Their dad came out of the house smiling and said, "Belated happy birthday, kids! OK, here it is. You'll have to share it. It's all paid for and insured. It's three years old, but I had it checked out, and it's in great shape. No dents or dings, so keep it that way."

"A four-door midsize?" Dipper asked, closing the door of his mom's car. It wasn't exactly a dashing vehicle.

"It's rated in the top three for safe cars for new drivers," his dad said. "I did the research. Hey, Mabel—here's the keys. Take me for a drive!" He tossed the keyring to her, and she fielded it with a jingling overhand slap-catch.
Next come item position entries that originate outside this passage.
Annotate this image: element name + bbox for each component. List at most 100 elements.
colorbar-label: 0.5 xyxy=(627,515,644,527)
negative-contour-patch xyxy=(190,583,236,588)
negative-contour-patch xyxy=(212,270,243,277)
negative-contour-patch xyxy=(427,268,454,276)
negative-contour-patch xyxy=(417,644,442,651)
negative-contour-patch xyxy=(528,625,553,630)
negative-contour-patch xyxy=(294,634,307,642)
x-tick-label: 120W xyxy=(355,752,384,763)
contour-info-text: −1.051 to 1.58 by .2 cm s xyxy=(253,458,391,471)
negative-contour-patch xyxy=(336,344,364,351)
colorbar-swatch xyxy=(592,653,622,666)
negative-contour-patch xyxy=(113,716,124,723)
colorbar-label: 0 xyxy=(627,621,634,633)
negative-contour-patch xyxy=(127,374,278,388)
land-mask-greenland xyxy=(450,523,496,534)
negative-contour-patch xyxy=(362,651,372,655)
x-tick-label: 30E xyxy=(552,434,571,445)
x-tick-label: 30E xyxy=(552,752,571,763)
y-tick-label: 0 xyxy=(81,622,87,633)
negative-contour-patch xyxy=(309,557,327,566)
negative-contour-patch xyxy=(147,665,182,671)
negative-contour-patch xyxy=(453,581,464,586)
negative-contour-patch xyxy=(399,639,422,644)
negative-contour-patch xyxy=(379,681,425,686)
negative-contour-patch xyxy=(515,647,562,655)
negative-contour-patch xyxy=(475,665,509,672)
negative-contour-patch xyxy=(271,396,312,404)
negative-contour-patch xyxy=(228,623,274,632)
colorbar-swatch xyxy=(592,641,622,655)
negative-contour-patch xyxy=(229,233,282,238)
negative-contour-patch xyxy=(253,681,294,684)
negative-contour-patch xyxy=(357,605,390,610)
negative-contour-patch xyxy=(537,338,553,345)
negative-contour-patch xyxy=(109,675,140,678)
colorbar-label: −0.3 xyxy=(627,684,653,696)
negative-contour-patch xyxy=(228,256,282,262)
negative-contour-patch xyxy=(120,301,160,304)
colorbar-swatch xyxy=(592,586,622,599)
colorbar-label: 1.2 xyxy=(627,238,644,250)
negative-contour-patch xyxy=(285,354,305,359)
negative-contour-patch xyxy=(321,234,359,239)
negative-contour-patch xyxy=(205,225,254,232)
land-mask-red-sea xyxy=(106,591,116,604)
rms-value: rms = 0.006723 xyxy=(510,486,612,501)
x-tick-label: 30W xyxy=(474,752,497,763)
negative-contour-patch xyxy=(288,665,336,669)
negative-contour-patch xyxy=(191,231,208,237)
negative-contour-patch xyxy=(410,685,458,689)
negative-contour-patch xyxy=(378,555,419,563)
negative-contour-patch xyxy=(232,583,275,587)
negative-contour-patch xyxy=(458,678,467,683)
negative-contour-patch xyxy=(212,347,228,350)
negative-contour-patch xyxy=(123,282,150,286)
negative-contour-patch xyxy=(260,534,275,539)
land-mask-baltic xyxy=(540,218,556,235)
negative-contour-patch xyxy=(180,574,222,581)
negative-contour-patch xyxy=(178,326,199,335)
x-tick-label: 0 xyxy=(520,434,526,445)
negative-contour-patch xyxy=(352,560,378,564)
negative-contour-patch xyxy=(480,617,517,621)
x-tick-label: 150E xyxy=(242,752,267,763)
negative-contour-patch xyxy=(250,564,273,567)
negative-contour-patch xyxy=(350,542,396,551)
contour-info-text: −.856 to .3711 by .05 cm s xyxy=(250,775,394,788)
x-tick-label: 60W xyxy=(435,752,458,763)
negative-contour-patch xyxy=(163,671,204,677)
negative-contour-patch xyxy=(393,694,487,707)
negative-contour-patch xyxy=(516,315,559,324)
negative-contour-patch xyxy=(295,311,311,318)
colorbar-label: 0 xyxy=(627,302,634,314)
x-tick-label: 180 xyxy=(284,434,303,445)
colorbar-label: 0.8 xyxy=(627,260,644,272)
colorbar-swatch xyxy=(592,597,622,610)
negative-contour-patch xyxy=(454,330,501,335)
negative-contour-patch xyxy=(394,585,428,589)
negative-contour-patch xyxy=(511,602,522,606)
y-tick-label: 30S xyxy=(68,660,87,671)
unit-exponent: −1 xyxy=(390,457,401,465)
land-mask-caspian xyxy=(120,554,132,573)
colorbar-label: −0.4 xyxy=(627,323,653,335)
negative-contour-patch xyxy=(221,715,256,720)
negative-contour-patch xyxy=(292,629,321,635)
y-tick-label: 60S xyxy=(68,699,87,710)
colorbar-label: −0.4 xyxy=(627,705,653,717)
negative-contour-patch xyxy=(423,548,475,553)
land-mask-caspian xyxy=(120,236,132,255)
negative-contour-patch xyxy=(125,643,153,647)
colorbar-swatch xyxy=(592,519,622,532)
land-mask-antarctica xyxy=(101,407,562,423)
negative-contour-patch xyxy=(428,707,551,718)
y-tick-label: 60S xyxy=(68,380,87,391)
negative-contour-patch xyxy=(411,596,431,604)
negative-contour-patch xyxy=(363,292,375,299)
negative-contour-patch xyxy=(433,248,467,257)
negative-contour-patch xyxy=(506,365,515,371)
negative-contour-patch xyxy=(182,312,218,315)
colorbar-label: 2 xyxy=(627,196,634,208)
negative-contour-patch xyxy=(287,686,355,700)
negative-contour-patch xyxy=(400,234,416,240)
"Woohoo! I'm officially naming her Helen Wheels!" With a loud war cry, Mabel jumped into the driver's seat of the Carino, rolled down the window, honked the horn, and leaned out. "Hey, Dip! Get that hunk of junk out of my way! Me an' Dad are gonna hit the road!"

Dipper got back into his mom's car and carefully backed out of the drive, opened the double garage bay door, and pulled in and parked next to their dad's car. He got out and came to stand beside his mother, watching the green machine—Helen Wheels, he guessed—roll away.

"I worry about Mabel," Mom confessed as the Carino headed down the street, perhaps just a tad fast.

Dipper smiled. "We all do, Mom. We all do."